Volkswagen will die eigene Software-Kompetenz stark ausbauen. Beispielsweise soll die interne Einheit Cariad von aktuell 4.000 auf bis zu 10.000 Mitarbeiter wachsen. Wie viel Druck haben Sie aus dem Konzern, möglichst schnell möglichst gute Leute auszubilden?

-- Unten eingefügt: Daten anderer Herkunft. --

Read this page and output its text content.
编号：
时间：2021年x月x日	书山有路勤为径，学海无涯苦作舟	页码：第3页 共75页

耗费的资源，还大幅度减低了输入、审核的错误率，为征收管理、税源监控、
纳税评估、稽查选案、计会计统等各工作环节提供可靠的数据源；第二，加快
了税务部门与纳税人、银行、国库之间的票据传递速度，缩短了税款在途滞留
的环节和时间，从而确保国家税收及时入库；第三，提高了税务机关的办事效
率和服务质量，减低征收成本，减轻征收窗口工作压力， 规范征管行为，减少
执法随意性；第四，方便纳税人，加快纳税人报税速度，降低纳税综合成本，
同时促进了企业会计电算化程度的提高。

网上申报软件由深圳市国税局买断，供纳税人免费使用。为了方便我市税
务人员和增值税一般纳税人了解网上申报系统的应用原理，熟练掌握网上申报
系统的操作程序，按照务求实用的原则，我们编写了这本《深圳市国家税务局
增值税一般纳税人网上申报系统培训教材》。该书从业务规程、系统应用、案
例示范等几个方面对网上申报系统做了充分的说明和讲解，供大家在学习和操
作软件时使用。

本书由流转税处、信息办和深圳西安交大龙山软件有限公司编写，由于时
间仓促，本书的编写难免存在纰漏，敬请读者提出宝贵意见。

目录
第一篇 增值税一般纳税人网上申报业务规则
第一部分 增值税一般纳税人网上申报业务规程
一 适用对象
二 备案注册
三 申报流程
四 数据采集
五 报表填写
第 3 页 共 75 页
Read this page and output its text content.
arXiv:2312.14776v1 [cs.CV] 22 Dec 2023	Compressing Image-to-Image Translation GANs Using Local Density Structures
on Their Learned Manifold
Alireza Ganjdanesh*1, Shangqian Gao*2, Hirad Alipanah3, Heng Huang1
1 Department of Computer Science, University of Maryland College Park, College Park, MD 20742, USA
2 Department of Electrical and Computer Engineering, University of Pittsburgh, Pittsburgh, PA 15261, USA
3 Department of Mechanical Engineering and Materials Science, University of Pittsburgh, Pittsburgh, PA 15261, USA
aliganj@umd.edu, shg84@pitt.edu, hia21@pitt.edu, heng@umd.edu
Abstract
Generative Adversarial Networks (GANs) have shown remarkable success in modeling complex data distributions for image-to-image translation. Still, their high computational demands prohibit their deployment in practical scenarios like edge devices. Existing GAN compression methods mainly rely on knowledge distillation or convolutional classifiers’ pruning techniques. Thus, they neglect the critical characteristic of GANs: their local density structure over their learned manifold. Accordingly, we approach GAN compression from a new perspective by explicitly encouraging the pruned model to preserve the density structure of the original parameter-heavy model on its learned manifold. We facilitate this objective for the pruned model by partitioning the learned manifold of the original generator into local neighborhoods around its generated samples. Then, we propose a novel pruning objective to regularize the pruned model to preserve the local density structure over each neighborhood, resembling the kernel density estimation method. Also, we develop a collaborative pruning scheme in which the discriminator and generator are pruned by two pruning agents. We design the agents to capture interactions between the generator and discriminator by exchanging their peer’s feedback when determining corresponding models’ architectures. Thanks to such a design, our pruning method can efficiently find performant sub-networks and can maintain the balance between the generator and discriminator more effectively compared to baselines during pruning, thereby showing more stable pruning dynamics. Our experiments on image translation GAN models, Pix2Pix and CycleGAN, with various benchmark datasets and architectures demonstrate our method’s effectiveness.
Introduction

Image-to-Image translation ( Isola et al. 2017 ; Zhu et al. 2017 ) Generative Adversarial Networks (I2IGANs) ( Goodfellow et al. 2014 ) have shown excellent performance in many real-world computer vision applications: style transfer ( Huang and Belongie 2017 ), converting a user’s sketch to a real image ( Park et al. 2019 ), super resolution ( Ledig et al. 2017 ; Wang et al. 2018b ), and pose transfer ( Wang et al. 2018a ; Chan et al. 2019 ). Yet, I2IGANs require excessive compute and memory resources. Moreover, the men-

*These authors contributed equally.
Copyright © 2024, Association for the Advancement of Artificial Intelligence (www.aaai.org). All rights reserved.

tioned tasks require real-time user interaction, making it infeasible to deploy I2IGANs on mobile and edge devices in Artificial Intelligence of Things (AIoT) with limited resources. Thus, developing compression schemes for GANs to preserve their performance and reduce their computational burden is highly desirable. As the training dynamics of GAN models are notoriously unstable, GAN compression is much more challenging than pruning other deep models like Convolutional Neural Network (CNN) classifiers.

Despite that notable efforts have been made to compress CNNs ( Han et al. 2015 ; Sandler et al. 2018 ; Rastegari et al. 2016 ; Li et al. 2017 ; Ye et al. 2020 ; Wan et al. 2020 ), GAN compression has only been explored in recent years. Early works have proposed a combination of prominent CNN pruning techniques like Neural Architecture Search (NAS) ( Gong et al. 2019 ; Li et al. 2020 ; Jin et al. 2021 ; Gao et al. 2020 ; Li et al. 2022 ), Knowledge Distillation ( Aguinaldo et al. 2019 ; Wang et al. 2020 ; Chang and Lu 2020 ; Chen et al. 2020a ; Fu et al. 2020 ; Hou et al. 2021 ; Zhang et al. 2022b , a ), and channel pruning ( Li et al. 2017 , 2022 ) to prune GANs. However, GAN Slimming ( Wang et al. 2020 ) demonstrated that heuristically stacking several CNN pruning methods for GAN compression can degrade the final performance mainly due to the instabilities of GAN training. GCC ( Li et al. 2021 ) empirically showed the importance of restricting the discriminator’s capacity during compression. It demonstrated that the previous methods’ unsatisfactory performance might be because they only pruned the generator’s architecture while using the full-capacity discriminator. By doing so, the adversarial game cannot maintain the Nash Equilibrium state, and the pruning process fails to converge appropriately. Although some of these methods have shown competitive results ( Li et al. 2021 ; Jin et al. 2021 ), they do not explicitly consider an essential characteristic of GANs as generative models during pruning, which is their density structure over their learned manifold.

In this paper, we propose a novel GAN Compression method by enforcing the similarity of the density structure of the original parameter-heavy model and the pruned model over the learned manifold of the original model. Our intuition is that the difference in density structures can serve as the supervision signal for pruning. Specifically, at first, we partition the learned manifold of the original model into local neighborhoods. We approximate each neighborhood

Das Interesse ist natürlich da. Cariad-Personalchef Rainer Zugehör ist Mitglied in unserem Verein und sehr aktiv. Aber unsere Studenten entscheiden, wo sie später arbeiten wollen. Wir haben Botschafterrollen für Studenten ausgeschrieben. Die Cariad-Rollen waren schnell weg. Da besteht also großes Interesse. Wir sind aber ein unabhängiger Verein. Es ist Cariads Job, attraktiv für unsere Studierenden zu sein.

Bei der 42 Wolfsburg soll es nicht bleiben. Haben Sie schon weitere Standorte im Blick?

In Wolfsburg läuft es. Diese Hürde haben wir erfolgreich genommen. Bei allen Partnern ist der Appetit geweckt, um am Ball zu bleiben. International entstehen im Jahr mehrere Schulen. Daran zeigt Volkswagen auch schon Interesse. In nicht allzu ferner Zukunft wird es wohl auch in Deutschland neue Standorte geben.